Bijdraaien van CU maakt PvdA en GL bepaald niet blij
Werkte het in de formatie maar als bij een potje Stratego. In dat bekende bordspel mag een speler slechts vijf keer dezelfde zet doen. Aan het Binnenhof bestaan zulke regels helaas niet.
En dus zien we D66-leider Kaag steeds herhalen dat zij een zo progressief mogelijke coalitie wil, dus met PvdA en GroenLinks. En horen we VVD’er Rutte en CDA’er Hoekstra keer op keer poneren dat ze liever niet met links willen regeren en al helemáál niet met beide linkse partijen samen. Zet jij jouw mineur naar links? Dan doe ik dat ook. Enzovoort.
Zo staan de stukken na drie maanden nog steeds in de beginstand. Alhoewel? Niet helemaal. Wie goed oplet, ziet op het spelbord kleine verschuivingen. Zo lijkt Hoekstra na het vertrek van Omtzigt uit het CDA meer speelruimte te hebben (en te nemen) om straks, wie weet, wel degelijk te gaan onderhandelen met het duo Rutte/Kaag.
Ook bij de ChristenUnie veranderde de opstelling in honderd dagen flink. In het Paasweekend liet aanvoerder Segers een bommetje vallen. Hij leek zijn eigen partij buitenspel te zetten door de uitspraak dat hij in elk geval niet wilde onderhandelen met een VVD waarin spelbederver Rutte nummer één bleef. Fluks schaarden de liberale generaals, kolonels en majoors zich rond de man die al sinds 2006 hun maarschalk is en onder wiens leiding ze veldslag na veldslag wonnen.

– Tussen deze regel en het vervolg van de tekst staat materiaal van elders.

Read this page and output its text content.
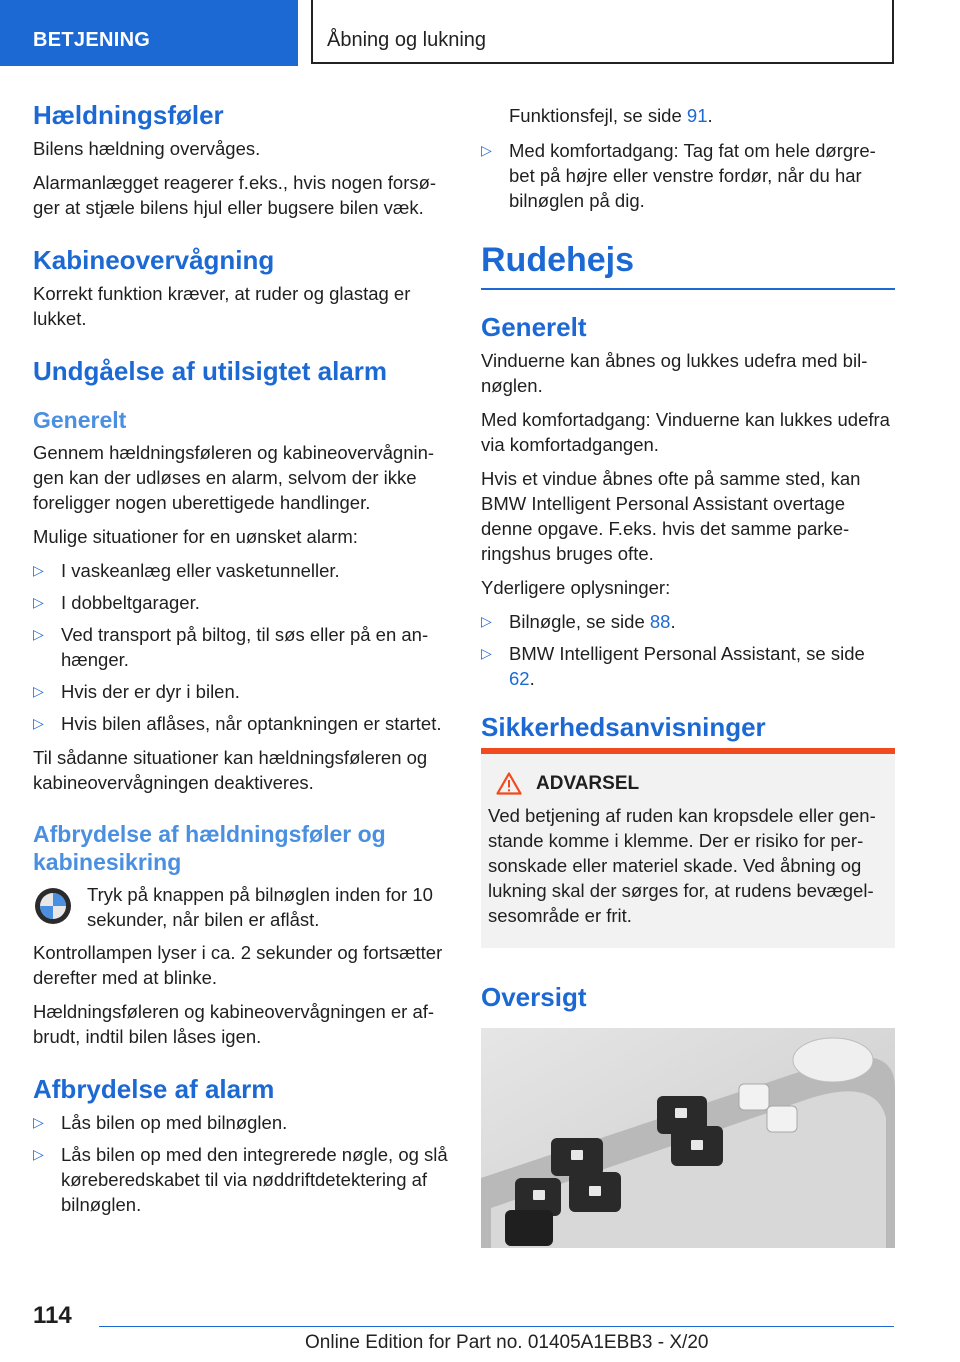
BETJENING	Åbning og lukning
Hældningsføler

Bilens hældning overvåges.

Alarmanlægget reagerer f.eks., hvis nogen forsøger at stjæle bilens hjul eller bugsere bilen væk.

Kabineovervågning

Korrekt funktion kræver, at ruder og glastag er lukket.

Undgåelse af utilsigtet alarm
Generelt

Gennem hældningsføleren og kabineovervågningen kan der udløses en alarm, selvom der ikke foreligger nogen uberettigede handlinger.

Mulige situationer for en uønsket alarm:

▷ I vaskeanlæg eller vasketunneller.
▷ I dobbeltgarager.
▷ Ved transport på biltog, til søs eller på en anhænger.
▷ Hvis der er dyr i bilen.
▷ Hvis bilen aflåses, når optankningen er startet.

Til sådanne situationer kan hældningsføleren og kabineovervågningen deaktiveres.

Afbrydelse af hældningsføler og kabinesikring

Tryk på knappen på bilnøglen inden for 10 sekunder, når bilen er aflåst.

Kontrollampen lyser i ca. 2 sekunder og fortsætter derefter med at blinke.

Hældningsføleren og kabineovervågningen er afbrudt, indtil bilen låses igen.

Afbrydelse af alarm
▷ Lås bilen op med bilnøglen.
▷ Lås bilen op med den integrerede nøgle, og slå køreberedskabet til via nøddriftdetektering af bilnøglen.

Funktionsfejl, se side 91.

▷ Med komfortadgang: Tag fat om hele dørgrebet på højre eller venstre fordør, når du har bilnøglen på dig.
Rudehejs
Generelt

Vinduerne kan åbnes og lukkes udefra med bilnøglen.

Med komfortadgang: Vinduerne kan lukkes udefra via komfortadgangen.

Hvis et vindue åbnes ofte på samme sted, kan BMW Intelligent Personal Assistant overtage denne opgave. F.eks. hvis det samme parkeringshus bruges ofte.

Yderligere oplysninger:

▷ Bilnøgle, se side 88.
▷ BMW Intelligent Personal Assistant, se side 62.
Sikkerhedsanvisninger
ADVARSEL

Ved betjening af ruden kan kropsdele eller genstande komme i klemme. Der er risiko for personskade eller materiel skade. Ved åbning og lukning skal der sørges for, at rudens bevægelsesområde er frit.

Oversigt
114
Online Edition for Part no. 01405A1EBB3 - X/20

Sindsdien heeft Segers zich, om met de Volkskrant te spreken, „heel geleidelijk terug gemanoeuvreerd naar het centrum van de macht.” Op het CU-congres van 17 april bekende hij dat hij twee weken eerder teveel op de man had gespeeld. „De politieke cultuur in Den Haag staat of valt niet met één persoon. Ook wijzelf maken er deel vanuit.” Zo maakte hij de blokkade richting de persoon van Rutte ongedaan, al mocht niemand dit volgens hem zo uitleggen dat de deur naar onderhandelen nu op een kier zou staan.
Tegen informateur Hamer ging Segers verder. Weliswaar vond hij nog steeds dat andere partijen eerst aan zet zijn om serieuze formatiebesprekingen te starten, tevens stelde hij wel degelijk bereid te zijn tot onderhandelen „als wij de laatste barrière of blokkade zouden vormen” waardoor er geen nieuwe kabinet zou kunnen komen.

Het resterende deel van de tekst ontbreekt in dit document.